Enforco-me na escuridão dos pecados que por ti cometi. A dor é como um analgésico de silício, como uma porta de metal que se escancara em mim. No fundo do meu ser inconsistente está a certeza de te ter em mim, de ser tu completamente, de seres uma presa inocente nesse espectáculo que são os meus gestos informais. Agora mais que nunca és meu. És meu porque te prendo nesse olhar vazio, porque me entrego e te domino de dentro para fora ao sabor do incerto. As tuas verdades ressoam como terramotos de incesto nos braços da terra mãe. Corre! Põe a salvo esse sabor que me agarra a voz com braços quentes de ardor. Corre! Desafia a ingratidão dos sentidos que te esculpem as emoções com moldes serviçais. Corre! Torna os instantes em carne viva, trinca essa sede imortal que é despertares para mim.

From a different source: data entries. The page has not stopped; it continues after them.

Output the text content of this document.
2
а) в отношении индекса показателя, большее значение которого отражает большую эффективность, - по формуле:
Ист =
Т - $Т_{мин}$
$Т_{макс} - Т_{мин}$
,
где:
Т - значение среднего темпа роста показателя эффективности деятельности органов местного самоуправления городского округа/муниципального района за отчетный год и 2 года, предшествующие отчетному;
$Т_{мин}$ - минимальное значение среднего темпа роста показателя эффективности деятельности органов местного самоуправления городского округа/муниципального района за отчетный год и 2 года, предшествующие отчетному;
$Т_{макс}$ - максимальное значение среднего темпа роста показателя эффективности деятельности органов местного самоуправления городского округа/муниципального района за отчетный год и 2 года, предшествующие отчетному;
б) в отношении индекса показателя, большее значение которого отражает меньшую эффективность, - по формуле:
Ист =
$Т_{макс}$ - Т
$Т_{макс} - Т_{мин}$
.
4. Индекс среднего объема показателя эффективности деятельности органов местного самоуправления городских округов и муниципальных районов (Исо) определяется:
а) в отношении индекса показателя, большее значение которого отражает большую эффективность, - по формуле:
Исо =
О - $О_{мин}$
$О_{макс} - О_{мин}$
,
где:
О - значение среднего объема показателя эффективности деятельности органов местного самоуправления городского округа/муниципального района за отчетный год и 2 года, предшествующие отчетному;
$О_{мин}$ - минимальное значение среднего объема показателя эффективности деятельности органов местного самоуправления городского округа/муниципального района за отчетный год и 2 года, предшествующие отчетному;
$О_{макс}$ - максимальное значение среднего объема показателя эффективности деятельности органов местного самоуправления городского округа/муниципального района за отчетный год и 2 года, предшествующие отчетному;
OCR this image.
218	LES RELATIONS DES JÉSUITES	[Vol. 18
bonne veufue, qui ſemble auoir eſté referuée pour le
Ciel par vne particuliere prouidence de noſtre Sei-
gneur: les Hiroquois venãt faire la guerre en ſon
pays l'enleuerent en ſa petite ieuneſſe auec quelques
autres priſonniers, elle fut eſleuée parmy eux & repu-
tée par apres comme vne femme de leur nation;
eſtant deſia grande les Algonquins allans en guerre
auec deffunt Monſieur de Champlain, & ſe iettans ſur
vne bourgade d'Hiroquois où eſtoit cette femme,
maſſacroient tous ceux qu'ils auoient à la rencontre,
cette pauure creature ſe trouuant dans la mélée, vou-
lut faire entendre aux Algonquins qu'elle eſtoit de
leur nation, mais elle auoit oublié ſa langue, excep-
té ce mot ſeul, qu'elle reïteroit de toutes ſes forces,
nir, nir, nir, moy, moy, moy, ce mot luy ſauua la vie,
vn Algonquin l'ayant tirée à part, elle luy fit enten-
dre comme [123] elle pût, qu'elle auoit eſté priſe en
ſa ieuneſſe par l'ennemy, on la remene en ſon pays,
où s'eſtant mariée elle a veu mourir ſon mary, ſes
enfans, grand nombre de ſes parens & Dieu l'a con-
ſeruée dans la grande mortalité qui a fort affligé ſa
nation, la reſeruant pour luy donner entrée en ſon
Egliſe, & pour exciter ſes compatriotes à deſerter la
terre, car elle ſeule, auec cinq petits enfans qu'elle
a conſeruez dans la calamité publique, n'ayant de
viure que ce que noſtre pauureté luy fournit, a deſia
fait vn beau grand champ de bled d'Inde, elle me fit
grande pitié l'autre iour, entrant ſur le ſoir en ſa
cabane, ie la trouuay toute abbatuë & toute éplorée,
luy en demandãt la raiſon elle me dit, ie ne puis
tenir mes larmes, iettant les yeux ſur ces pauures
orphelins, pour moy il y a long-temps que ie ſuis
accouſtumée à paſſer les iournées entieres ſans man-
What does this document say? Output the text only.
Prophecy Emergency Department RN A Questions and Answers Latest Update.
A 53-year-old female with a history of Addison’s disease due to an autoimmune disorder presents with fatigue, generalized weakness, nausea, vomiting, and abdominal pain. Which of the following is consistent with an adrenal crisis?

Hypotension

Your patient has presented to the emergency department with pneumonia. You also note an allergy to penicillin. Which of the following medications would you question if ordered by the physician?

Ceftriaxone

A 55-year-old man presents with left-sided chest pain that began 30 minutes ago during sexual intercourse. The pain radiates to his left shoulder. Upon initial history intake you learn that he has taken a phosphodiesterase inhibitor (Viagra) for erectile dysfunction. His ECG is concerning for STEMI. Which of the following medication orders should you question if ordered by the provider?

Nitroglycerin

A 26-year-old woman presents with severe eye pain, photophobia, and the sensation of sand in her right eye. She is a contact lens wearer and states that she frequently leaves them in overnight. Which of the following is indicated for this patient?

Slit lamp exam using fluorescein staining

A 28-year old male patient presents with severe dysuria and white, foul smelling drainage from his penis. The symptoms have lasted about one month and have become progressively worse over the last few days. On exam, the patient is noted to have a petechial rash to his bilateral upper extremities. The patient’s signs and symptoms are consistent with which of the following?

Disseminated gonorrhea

Só existes enquanto eu quiser.

quinta-feira, 5 de abril de 2007

Os meus olhos são verdades cintilantes que aspiram do mundo uma fé cega de entretantos. São relíquias guardadas em caixotes de cetim transparente que reluzem no ar da noite por entre os gritos dos enforcados. São a matéria líquida que deixas escorregar entre os dedos e os anéis, entre os caminhos tortuosos das rugas na palma da tua mão. Se não fossem os meus olhos tu não existias: eras apenas mais um lugar vazio num baralho de facas afiadas, uma serpente na torrente de segundos que nos separam a vida. Os meus olhos são o ponto de passagem das pérolas que escorrem das paredes brancas em noites de solidão, são cearas incandescentes de loucura quando os sonhos se viram do avesso. Nos meus olhos guardo a gratidão da mortalidade infinita de todas as coisas, o terno instante em que primeiro te vi. Correm memórias pela minha face seca, deslizam devagar escavando caminhos e sinais de línguas sem gestos, pedaços de gesso fragmentados ao milímetro pela escuridão. Os meus olhos são palavras decompostas em vento, criaturas de marfim que te cavalgam a alma quando o frio é intenso e és apenas vapor. Os meus olhos não são risos nem cor, são drogas escarlates de sangue e aventuras por viver. São conspirações, transições incessantes de cadáveres revoltos em nada, desilusões, eliminações. Os meus olhos são emoções simples de teclas clandestinas. São hipóteses traçadas em redor das aparências, são festas impermeáveis ao gosto da tua saliva. Os meus olhos são carinhos que abandonei nos dias de criança feliz, são lendas transformadas no contacto com a tua mão. São histórias, compulsões de uma eternidade paralela que se enrola na teia que te prende os pés do destino. Os meus olhos são cegos, cegos como os pontos que deste na calma deste amor sem nós, cegos como um mundo de bolas de sabão e corações a pontapé. Nos meus olhos guardo os picos do abismo em que mergulhas quando julgas chegar até mim, guardo o silêncio que é dizer nunca mais. Os meus olhos são pequenos para abarcar toda esta desilusão murcha das trevas de papel.